Kids like these love to pursue what they love regardless of whether they perform to adults’ expectations. They find joy in being involved in something that feels personally fulfilling. That’s all they want when they first discover their passions. The joy of finding and immersing themselves in the free self-expression and social interplay supplies plenty of motivation to continue the activity and excel.
Now consider that every child is being taught the same “fundamentals” of reading and writing in school. and mastering literacy includes things for which an across-the-board target of proficiency has been set for every child. As a society we uniformly want them all to be solidly proficient in literacy, the ULTIMATE educational goal.
I’ve shared the above data in this blog before, showing how American children have been doing for the past almost 30 years in reading proficiency. You can see that nearly two-thirds of our kids have failed to reach proficient levels by the 4th grade. A full one-third of 10-year-olds are actually rated below even the basic level.

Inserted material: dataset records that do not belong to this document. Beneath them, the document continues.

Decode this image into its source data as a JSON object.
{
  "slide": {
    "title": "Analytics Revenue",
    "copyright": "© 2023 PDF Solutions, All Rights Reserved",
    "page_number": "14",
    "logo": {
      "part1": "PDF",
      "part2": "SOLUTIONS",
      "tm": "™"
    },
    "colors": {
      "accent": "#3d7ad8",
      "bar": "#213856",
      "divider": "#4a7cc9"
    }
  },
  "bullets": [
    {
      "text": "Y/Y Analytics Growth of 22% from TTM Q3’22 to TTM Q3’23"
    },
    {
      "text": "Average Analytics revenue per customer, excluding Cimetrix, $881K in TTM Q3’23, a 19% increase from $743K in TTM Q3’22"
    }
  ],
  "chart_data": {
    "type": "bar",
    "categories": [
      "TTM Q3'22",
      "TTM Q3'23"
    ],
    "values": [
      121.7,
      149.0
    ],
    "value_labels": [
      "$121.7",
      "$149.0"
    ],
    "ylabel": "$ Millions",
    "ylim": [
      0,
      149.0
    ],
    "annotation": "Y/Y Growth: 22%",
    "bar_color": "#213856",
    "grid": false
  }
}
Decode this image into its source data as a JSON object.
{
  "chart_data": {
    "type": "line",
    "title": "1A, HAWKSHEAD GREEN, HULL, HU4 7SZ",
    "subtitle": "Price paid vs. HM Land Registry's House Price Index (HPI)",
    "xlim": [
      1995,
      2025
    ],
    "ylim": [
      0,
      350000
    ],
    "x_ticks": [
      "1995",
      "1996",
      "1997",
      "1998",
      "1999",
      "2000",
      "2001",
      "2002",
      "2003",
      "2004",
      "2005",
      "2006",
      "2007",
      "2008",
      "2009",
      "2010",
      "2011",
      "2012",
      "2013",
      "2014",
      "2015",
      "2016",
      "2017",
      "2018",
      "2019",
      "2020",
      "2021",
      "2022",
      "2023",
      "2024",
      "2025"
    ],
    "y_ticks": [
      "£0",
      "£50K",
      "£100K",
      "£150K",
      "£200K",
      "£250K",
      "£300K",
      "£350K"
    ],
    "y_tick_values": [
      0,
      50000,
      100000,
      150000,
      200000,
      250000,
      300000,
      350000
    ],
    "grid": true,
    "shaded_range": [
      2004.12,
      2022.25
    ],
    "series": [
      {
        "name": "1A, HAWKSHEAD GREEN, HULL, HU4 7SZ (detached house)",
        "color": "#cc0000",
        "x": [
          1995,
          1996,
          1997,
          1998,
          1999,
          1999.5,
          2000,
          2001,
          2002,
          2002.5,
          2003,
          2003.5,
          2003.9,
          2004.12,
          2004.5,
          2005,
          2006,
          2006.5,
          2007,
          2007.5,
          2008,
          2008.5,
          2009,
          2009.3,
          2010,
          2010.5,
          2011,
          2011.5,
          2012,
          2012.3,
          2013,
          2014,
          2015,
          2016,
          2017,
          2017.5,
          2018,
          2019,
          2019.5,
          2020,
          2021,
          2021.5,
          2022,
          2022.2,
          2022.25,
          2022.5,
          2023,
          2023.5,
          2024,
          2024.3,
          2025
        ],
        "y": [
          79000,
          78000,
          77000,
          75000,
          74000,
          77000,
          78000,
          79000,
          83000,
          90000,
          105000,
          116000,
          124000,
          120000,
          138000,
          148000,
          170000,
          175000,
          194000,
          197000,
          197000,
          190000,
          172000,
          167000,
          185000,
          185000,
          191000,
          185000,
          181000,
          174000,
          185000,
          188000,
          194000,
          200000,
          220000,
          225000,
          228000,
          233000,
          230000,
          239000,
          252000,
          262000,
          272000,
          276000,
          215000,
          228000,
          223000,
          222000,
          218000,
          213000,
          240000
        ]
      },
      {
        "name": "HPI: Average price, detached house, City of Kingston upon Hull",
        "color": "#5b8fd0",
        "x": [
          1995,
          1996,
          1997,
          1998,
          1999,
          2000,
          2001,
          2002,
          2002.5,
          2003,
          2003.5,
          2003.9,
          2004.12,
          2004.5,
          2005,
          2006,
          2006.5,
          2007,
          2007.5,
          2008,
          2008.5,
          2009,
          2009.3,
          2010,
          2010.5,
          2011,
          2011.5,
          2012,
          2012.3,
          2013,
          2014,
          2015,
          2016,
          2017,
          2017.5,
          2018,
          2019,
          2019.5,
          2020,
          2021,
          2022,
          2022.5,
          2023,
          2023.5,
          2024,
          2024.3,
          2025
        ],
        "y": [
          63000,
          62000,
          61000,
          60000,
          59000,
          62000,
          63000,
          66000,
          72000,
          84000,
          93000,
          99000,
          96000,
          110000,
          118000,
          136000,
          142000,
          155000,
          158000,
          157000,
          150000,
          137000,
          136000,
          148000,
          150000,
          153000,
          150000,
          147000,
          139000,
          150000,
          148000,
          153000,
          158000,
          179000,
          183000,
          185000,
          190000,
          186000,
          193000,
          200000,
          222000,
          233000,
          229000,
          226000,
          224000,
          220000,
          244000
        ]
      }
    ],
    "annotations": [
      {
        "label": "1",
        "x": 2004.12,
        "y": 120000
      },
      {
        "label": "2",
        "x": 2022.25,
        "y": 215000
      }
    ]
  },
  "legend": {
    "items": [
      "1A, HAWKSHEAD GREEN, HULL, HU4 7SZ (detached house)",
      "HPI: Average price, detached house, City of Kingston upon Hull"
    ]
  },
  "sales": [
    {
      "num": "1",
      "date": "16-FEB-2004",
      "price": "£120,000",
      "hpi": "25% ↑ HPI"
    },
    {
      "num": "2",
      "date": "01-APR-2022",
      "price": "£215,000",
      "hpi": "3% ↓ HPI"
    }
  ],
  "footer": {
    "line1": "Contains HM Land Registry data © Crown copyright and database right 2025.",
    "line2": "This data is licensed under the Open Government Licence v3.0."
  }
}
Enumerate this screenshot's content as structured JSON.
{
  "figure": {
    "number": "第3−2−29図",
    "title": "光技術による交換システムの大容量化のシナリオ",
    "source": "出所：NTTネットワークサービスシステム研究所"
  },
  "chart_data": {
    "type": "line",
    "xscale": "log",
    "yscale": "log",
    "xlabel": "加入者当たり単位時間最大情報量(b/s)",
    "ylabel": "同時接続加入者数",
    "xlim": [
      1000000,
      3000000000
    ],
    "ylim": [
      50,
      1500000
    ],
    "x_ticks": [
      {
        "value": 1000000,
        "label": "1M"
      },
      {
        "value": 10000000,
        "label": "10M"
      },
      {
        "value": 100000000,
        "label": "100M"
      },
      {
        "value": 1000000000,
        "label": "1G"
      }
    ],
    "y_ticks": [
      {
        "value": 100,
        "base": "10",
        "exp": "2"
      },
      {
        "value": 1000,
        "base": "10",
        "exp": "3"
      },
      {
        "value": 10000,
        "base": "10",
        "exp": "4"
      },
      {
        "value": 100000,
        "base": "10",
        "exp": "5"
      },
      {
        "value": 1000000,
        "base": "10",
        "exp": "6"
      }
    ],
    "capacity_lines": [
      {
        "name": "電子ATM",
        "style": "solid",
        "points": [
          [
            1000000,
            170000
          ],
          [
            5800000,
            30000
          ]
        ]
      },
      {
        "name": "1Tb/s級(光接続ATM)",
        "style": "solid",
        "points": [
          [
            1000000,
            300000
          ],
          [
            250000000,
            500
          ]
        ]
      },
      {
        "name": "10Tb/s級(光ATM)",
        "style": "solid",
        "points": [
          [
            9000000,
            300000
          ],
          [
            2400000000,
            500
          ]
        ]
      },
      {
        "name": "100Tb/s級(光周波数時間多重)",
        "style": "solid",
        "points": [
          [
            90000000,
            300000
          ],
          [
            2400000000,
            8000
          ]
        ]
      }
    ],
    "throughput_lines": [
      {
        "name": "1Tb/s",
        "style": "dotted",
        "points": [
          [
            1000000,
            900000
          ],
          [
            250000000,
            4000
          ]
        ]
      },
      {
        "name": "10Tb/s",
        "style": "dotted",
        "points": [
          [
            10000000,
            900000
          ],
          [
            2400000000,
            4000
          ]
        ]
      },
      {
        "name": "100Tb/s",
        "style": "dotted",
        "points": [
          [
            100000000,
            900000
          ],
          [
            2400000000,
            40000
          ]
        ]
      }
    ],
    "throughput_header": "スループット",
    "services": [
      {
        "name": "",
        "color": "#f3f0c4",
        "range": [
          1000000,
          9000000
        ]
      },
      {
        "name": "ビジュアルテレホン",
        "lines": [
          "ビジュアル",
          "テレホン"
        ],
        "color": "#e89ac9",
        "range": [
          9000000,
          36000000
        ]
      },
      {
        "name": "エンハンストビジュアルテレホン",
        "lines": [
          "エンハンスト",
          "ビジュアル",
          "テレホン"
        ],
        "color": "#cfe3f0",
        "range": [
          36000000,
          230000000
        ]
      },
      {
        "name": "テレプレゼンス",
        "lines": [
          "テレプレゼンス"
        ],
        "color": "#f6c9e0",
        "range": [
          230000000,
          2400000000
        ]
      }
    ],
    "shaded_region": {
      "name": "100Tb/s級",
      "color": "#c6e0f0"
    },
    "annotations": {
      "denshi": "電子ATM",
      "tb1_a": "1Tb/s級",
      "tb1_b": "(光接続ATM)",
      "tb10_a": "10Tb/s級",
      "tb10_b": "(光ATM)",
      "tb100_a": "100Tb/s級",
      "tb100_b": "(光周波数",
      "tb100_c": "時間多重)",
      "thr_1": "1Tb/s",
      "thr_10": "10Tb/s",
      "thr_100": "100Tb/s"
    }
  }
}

In the second graphic above, the Louisville Growing Readers project has broken more recent NAEP yearly results into four groups. It partitions kids’ scores by whether they have reported to owning 100+ books in their homes or not, and then by which kids choose to read self-selected books nearly every day and which don’t. With those distinctions, clear achievement sub-patterns emerge.
Here we see that nearly 75 percent of kids with both 100 or more books in the home and choosing to read self-selected books for personal enjoyment just about every day are scoring at or above the Proficient level on the National Assessment of Educational Progress.
This suggests two adjustments from how we’ve been teaching reading to children for the past 30 years. We must infuse reading instruction with the opportunity for kids to find joy in learning. We must offer kids:
- Book Choice. Increase the easy availability of kid-appealing books in children’s homes and classrooms.
- Daily FUN Reading time. Encourage a “culture of reading” in schools and at home by providing time for consistent daily enjoyment of self-selected reading material.
This simple solution is worthy of our attention because it suggests we can nearly double the number of children doing well in this most important outcome of public education.